Les trois principales agences de notation internationales prévoient d’inclure les attentes en matière de soutien gouvernemental dans leurs évaluations de la dette senior TLAC. Fitch estime que le total des émissions pourrait approcher les 866 milliards de dollars d’ici 2028 pour cinq banques publiques, même si les exigences pourraient également être partiellement satisfaites par l’émission d’obligations de capital.

« Nous nous attendons à une très forte probabilité de soutien de l’État pour empêcher les défauts de paiement et les recouvrements inférieurs à la moyenne », a déclaré Vivian Xue, analyste chez Fitch Ratings, qui a ajouté qu’il était « peu probable » que le gouvernement chinois permette aux banques de faire défaut sur de telles obligations.

Moody’s, qui anticipe également une « amélioration » des notes, estime que la « principale motivation » de Pékin pour renflouer ses plus grandes banques serait « la crainte qu’un échec à le faire ne déclenche une contagion systémique ».

Dans un rapport publié cette année, S&P s’attendait également à ce que les banques chinoises d’importance systémique mondiale « reçoivent un soutien préventif du gouvernement », ajoutant qu’elle avait noté les obligations TLAC « différemment selon les marchés » pour refléter ses « points de vue sur le soutien gouvernemental ».

Cette distinction reflète les caractéristiques réglementaires uniques du vaste système bancaire chinois, largement contrôlé par l’État. Mais elle soulève également des questions plus larges sur la mesure dans laquelle les « renflouements internes » de la dette bancaire vont s’imposer, en particulier loin du Conseil de stabilité financière basé à Bâle qui a élaboré les règles.

« Le TLAC n’a pas été appliqué de manière très cohérente dans le monde », a déclaré Jérôme Legras, associé directeur chez Axiom Alternative Investments. L’Europe était « plus encline » à renflouer ses dettes, ce qui était « probablement une conséquence de la crise de la zone euro » et du « sentiment public selon lequel les banques ne devraient plus jamais être renflouées ».

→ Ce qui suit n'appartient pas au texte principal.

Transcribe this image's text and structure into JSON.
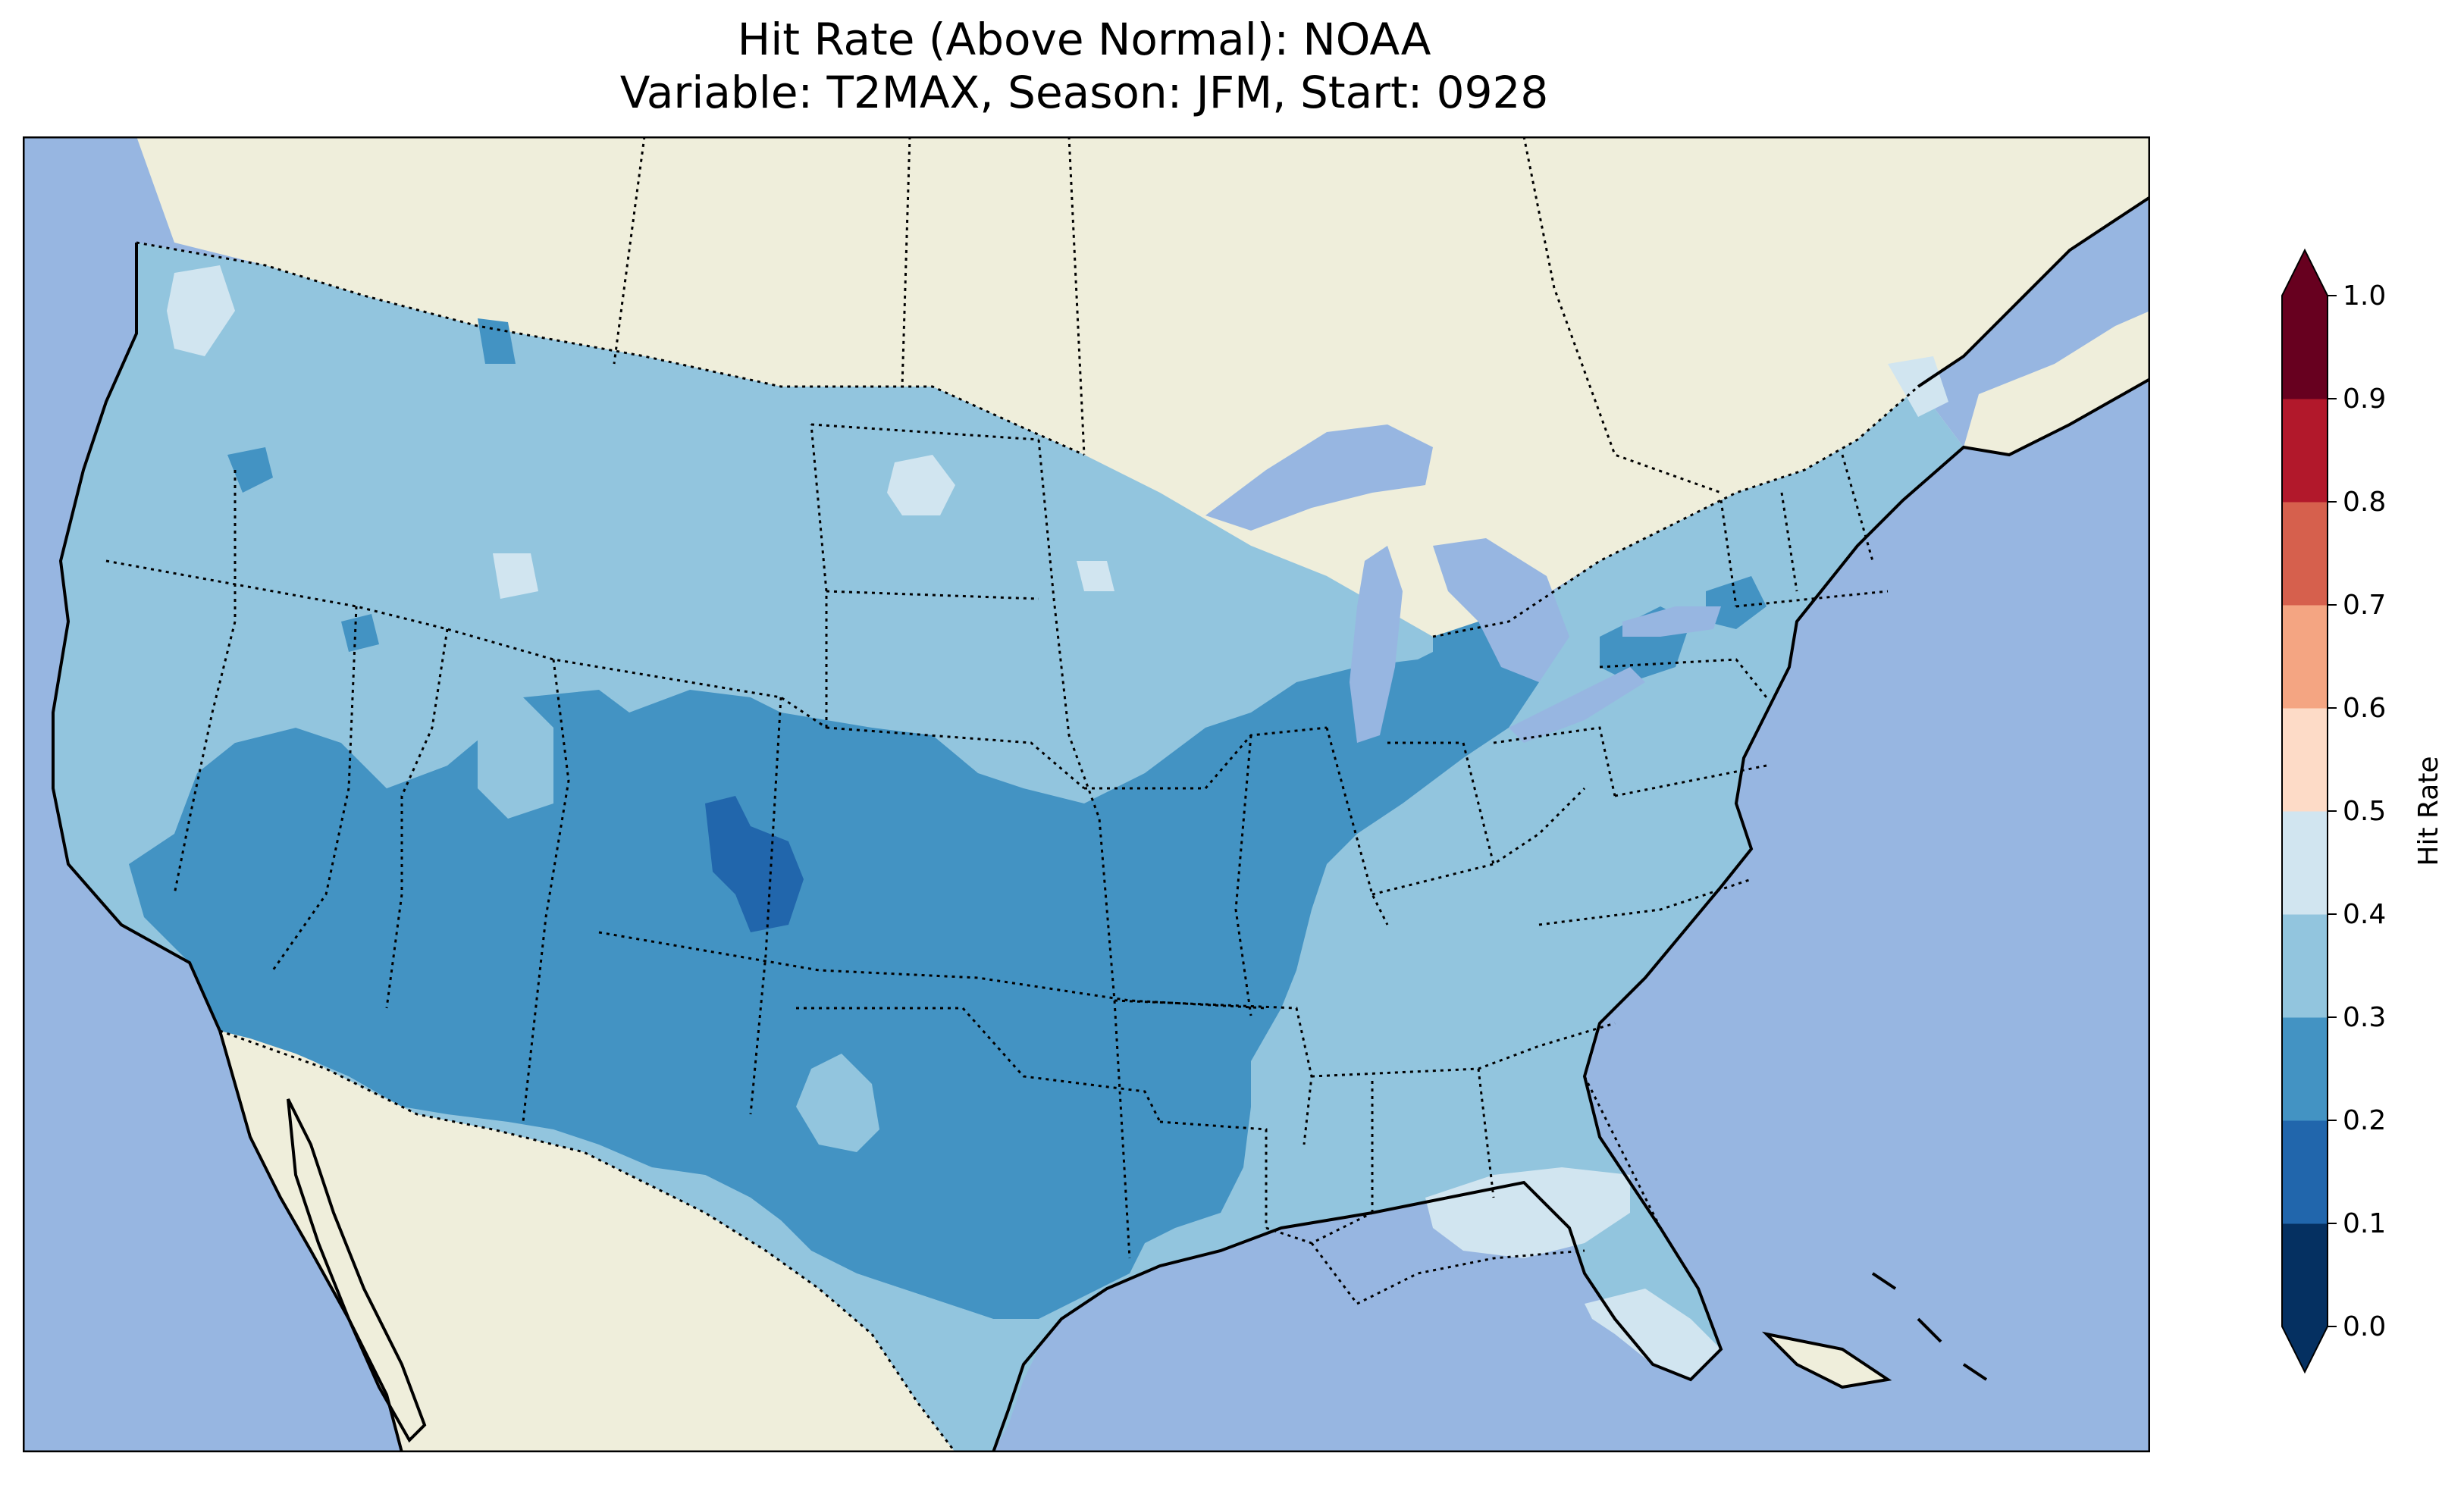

« La vérité, c’est que lorsque vous parlez de renflouement des banques asiatiques… elles n’y voient pas vraiment d’intérêt », a-t-il ajouté. « Les superviseurs, les autorités… n’ont pas connu les mêmes problèmes que l’Europe et les États-Unis. »

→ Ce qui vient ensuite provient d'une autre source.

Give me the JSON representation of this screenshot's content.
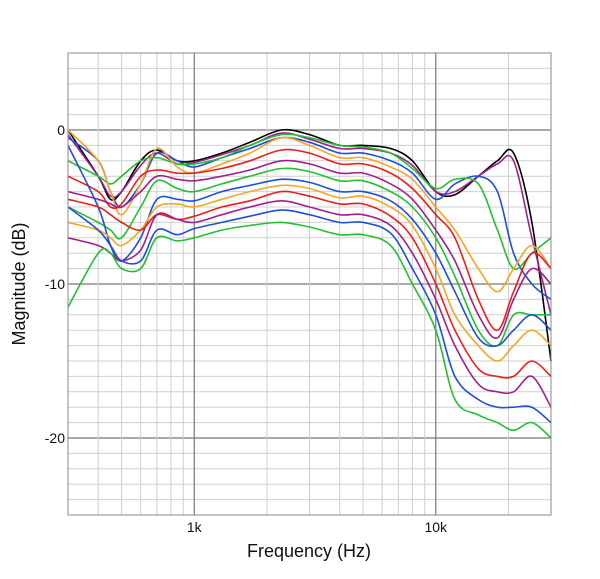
{
  "chart_data": {
    "type": "line",
    "title": "",
    "xlabel": "Frequency (Hz)",
    "ylabel": "Magnitude (dB)",
    "xscale": "log",
    "xlim": [
      300,
      30000
    ],
    "ylim": [
      -25,
      5
    ],
    "grid": true,
    "legend": "none",
    "x_ticks": [
      {
        "value": 1000,
        "label": "1k"
      },
      {
        "value": 10000,
        "label": "10k"
      }
    ],
    "y_ticks": [
      {
        "value": 0,
        "label": "0"
      },
      {
        "value": -10,
        "label": "-10"
      },
      {
        "value": -20,
        "label": "-20"
      }
    ],
    "x": [
      300,
      400,
      450,
      500,
      600,
      700,
      850,
      1000,
      1300,
      1700,
      2300,
      3000,
      4000,
      5000,
      6500,
      8000,
      10000,
      12000,
      15000,
      18000,
      21000,
      25000,
      30000
    ],
    "series": [
      {
        "name": "curve-1",
        "color": "#000000",
        "values": [
          0,
          -3,
          -4.5,
          -4,
          -2,
          -1.3,
          -2,
          -2,
          -1.5,
          -0.8,
          0,
          -0.3,
          -1,
          -1,
          -1.2,
          -2,
          -4,
          -4.2,
          -3,
          -2,
          -1.5,
          -6,
          -15
        ]
      },
      {
        "name": "curve-2",
        "color": "#a0208c",
        "values": [
          -0.3,
          -3,
          -4.3,
          -4,
          -2.3,
          -1.5,
          -2.2,
          -2.1,
          -1.6,
          -1,
          -0.2,
          -0.6,
          -1.2,
          -1.2,
          -1.5,
          -2.3,
          -4,
          -4,
          -3,
          -2.2,
          -2,
          -7,
          -12
        ]
      },
      {
        "name": "curve-3",
        "color": "#1f4fd8",
        "values": [
          -0.5,
          -2,
          -4,
          -5,
          -3.5,
          -1.5,
          -2,
          -2.4,
          -1.8,
          -1.2,
          -0.5,
          -0.8,
          -1.5,
          -1.5,
          -2,
          -2.8,
          -4.5,
          -3.5,
          -3,
          -4,
          -8,
          -10,
          -11
        ]
      },
      {
        "name": "curve-4",
        "color": "#22c032",
        "values": [
          -2,
          -3,
          -3.5,
          -3,
          -2,
          -1.8,
          -2.2,
          -2.2,
          -1.8,
          -1,
          -0.3,
          -0.5,
          -1,
          -1.1,
          -1.5,
          -2.5,
          -3.8,
          -3.2,
          -3.5,
          -6.5,
          -9,
          -8,
          -7
        ]
      },
      {
        "name": "curve-5",
        "color": "#f5a623",
        "values": [
          0,
          -2,
          -4,
          -5.5,
          -3.5,
          -1.2,
          -2.4,
          -2.8,
          -2.2,
          -1.5,
          -0.5,
          -1,
          -1.8,
          -1.8,
          -2.4,
          -3.2,
          -5,
          -6.5,
          -9,
          -10.5,
          -9,
          -7.5,
          -9
        ]
      },
      {
        "name": "curve-6",
        "color": "#e8201c",
        "values": [
          -3,
          -4,
          -5,
          -4.8,
          -3,
          -2.6,
          -2.8,
          -2.8,
          -2.5,
          -2,
          -1.3,
          -1.5,
          -2.2,
          -2.2,
          -2.8,
          -3.8,
          -5.5,
          -7,
          -11,
          -13,
          -10.5,
          -8,
          -9
        ]
      },
      {
        "name": "curve-7",
        "color": "#a0208c",
        "values": [
          -4,
          -4.5,
          -4.8,
          -5,
          -4,
          -3,
          -3.2,
          -3.3,
          -3,
          -2.6,
          -2,
          -2.2,
          -2.8,
          -2.8,
          -3.5,
          -4.5,
          -6.5,
          -8.5,
          -12,
          -13.5,
          -11,
          -9,
          -10
        ]
      },
      {
        "name": "curve-8",
        "color": "#22c032",
        "values": [
          -5,
          -6,
          -6.5,
          -7,
          -5,
          -3.3,
          -3.8,
          -4,
          -3.5,
          -3,
          -2.5,
          -2.7,
          -3.3,
          -3.3,
          -4,
          -5,
          -7,
          -9.5,
          -13,
          -14,
          -12,
          -12,
          -12
        ]
      },
      {
        "name": "curve-9",
        "color": "#1f4fd8",
        "values": [
          -1,
          -5,
          -7.5,
          -8.5,
          -7,
          -4.5,
          -4.5,
          -4.6,
          -4,
          -3.6,
          -3.2,
          -3.4,
          -4,
          -4,
          -4.6,
          -5.8,
          -8,
          -10.5,
          -13.5,
          -14,
          -13,
          -12,
          -13
        ]
      },
      {
        "name": "curve-10",
        "color": "#f5a623",
        "values": [
          -6,
          -6.5,
          -7,
          -7.5,
          -6.5,
          -5,
          -4.8,
          -5,
          -4.5,
          -4,
          -3.6,
          -3.8,
          -4.4,
          -4.3,
          -5,
          -6.2,
          -9,
          -12,
          -14,
          -15,
          -14,
          -13,
          -14
        ]
      },
      {
        "name": "curve-11",
        "color": "#e8201c",
        "values": [
          -4.5,
          -5,
          -5.5,
          -6,
          -6.5,
          -5.5,
          -5.8,
          -5.6,
          -5,
          -4.6,
          -4,
          -4.3,
          -4.8,
          -4.8,
          -5.6,
          -7,
          -10,
          -13,
          -15.5,
          -16,
          -16,
          -15,
          -16
        ]
      },
      {
        "name": "curve-12",
        "color": "#a0208c",
        "values": [
          -7,
          -7.5,
          -8,
          -8.5,
          -7.8,
          -5.5,
          -5.8,
          -6,
          -5.5,
          -5,
          -4.6,
          -5,
          -5.5,
          -5.5,
          -6.2,
          -8,
          -11,
          -14,
          -16.5,
          -17,
          -17,
          -16,
          -18
        ]
      },
      {
        "name": "curve-13",
        "color": "#1f4fd8",
        "values": [
          -5,
          -6.5,
          -7.5,
          -8.5,
          -8.5,
          -6.5,
          -6.8,
          -6.4,
          -6,
          -5.6,
          -5.2,
          -5.5,
          -6,
          -6,
          -6.7,
          -9,
          -12,
          -16,
          -17.5,
          -18,
          -18,
          -18,
          -19
        ]
      },
      {
        "name": "curve-14",
        "color": "#22c032",
        "values": [
          -11.5,
          -8,
          -8,
          -9,
          -9,
          -7,
          -7.2,
          -7,
          -6.5,
          -6.2,
          -6,
          -6.3,
          -6.8,
          -6.8,
          -7.5,
          -10,
          -13,
          -17.5,
          -18.5,
          -19,
          -19.5,
          -19,
          -20
        ]
      }
    ]
  }
}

Au Japon, où les trois plus grandes banques font partie des 29 banques mondiales qui doivent émettre en vertu des règles TLAC, les analystes s’attendent également à un soutien du gouvernement pour les obligations senior. « Moody’s estime que le gouvernement japonais (…) ne permettrait pas que la situation se transforme en un scénario où les obligations TLAC seraient dépréciées ou converties », a déclaré Nicholas Zhu, vice-président et responsable du crédit de l’agence de notation à Pékin, qui a souligné un historique de soutien préventif afin que les institutions en difficulté puissent continuer à rembourser leurs dettes.

En Chine, les rendements des obligations émises jusqu’à présent sur le marché intérieur sont faibles. Une obligation à quatre ans de la Banque agricole de Chine, éligible au TLAC, émise le mois dernier, rapporte seulement 2,1 %. Ce chiffre est à comparer à 1,8 % pour une obligation d’État à cinq ans.

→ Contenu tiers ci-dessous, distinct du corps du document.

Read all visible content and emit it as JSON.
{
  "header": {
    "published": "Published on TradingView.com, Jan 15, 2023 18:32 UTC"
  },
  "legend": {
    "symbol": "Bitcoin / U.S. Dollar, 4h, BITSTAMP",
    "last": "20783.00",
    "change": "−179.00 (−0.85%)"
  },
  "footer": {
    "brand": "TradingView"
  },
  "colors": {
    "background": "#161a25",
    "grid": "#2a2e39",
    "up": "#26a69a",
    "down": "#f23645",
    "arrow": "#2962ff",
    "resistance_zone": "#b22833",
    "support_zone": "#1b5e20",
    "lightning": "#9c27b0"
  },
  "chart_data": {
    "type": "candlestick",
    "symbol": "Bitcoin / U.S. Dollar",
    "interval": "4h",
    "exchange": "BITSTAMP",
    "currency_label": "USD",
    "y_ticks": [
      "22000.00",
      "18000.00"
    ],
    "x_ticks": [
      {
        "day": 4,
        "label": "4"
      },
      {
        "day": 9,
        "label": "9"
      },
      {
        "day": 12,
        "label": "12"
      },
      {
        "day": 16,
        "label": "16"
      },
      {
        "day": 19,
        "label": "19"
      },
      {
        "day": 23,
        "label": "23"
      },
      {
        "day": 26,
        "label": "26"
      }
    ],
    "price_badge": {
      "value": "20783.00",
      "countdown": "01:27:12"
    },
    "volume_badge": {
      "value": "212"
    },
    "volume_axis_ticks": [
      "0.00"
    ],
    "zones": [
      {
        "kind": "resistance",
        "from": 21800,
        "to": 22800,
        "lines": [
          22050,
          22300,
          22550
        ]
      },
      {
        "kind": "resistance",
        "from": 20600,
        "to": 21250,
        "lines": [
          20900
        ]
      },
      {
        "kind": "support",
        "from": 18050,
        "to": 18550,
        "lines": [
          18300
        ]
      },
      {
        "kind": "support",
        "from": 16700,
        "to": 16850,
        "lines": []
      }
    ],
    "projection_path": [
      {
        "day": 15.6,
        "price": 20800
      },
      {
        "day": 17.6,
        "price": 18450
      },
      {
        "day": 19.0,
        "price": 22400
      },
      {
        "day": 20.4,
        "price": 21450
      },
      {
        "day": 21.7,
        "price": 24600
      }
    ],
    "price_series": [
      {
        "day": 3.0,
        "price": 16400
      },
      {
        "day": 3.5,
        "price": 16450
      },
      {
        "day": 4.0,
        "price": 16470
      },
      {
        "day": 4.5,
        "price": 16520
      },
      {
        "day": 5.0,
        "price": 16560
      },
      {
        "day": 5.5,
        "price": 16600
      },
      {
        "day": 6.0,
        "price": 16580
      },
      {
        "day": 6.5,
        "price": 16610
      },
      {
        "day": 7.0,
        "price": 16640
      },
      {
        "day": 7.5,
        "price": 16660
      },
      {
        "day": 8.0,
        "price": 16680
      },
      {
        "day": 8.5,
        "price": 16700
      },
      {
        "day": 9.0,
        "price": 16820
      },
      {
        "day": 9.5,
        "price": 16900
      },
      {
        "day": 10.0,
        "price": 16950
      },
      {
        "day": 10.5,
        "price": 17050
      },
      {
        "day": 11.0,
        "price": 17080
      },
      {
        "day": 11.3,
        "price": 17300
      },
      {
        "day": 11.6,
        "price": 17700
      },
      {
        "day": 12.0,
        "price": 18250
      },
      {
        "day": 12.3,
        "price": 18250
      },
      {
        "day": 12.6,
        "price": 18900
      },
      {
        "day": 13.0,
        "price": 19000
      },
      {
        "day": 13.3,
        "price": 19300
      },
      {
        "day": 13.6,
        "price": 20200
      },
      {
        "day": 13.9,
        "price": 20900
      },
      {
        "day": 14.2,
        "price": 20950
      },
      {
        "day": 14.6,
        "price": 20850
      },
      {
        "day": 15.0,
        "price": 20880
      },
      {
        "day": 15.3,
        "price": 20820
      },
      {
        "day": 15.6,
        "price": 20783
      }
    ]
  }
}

Zhu a ajouté que, malgré les attentes de soutien, il existe « toujours la possibilité d’être déprécié ou converti » avec des obligations senior TLAC en Chine.

En vertu des règles TLAC, les banques doivent émettre des obligations dites « senior » qui se classent en dessous des déposants dans leur structure de capital. Cela marque un changement par rapport à la pratique antérieure, selon laquelle ces obligations étaient classées au même niveau que les dépôts et étaient donc plus difficiles à renflouer.

Ces règles étendent les exigences de Bâle III qui couvrent également d’autres instruments de fonds propres tels que les obligations de niveau 2 et les obligations supplémentaires de niveau 1, qui sont émises depuis des années par les banques chinoises et sont conçues pour encaisser les pertes plus tôt que la dette senior.

En Europe, la faillite de Credit Suisse en 2023 a entraîné le renflouement de 17 milliards d’euros d’obligations AT1, même si Legras a souligné que la dette senior TLAC de la banque n’avait pas été touchée. Il a ajouté que les rendements des obligations de capitaux chinoises, qui ont rebondi après l’incident, sont « extrêmement serrés » et coûteux pour les investisseurs.

Bien que les autorités chinoises aient effacé la dette de niveau 2 de la Baoshang Bank en 2020, dans le cadre du premier défaut officiel d’une banque commerciale depuis des décennies, d’autres situations ont renforcé les attentes des investisseurs en matière de soutien, même pour les instruments de dette les plus risqués. S&P prend en compte le soutien gouvernemental à la dette de niveau 2 des plus grandes banques chinoises, ce qui, selon elle, les rend « uniques » dans ses notations mondiales.

Jason Bedford, analyste bancaire chinois auparavant chez UBS et Bridgewater, a souligné les difficultés rencontrées par la Bank of Jinzhou en 2019, lorsque les investisseurs ont perdu des paiements de coupons mais que le soutien du gouvernement local a conduit au remboursement d’une obligation AT1. « Même s’ils ont renfloué la banque, il n’a étrangement pas été jugé nécessaire de convertir l’AT1 », a-t-il déclaré.

« L’exigence est plutôt que vous ayez une dette pouvant faire l’objet d’un renflouement interne et que vous soyez en mesure de le faire, mais il n’existe pas de règle générale selon laquelle vous devriez renflouer cette dette », a ajouté Legras d’Axiom.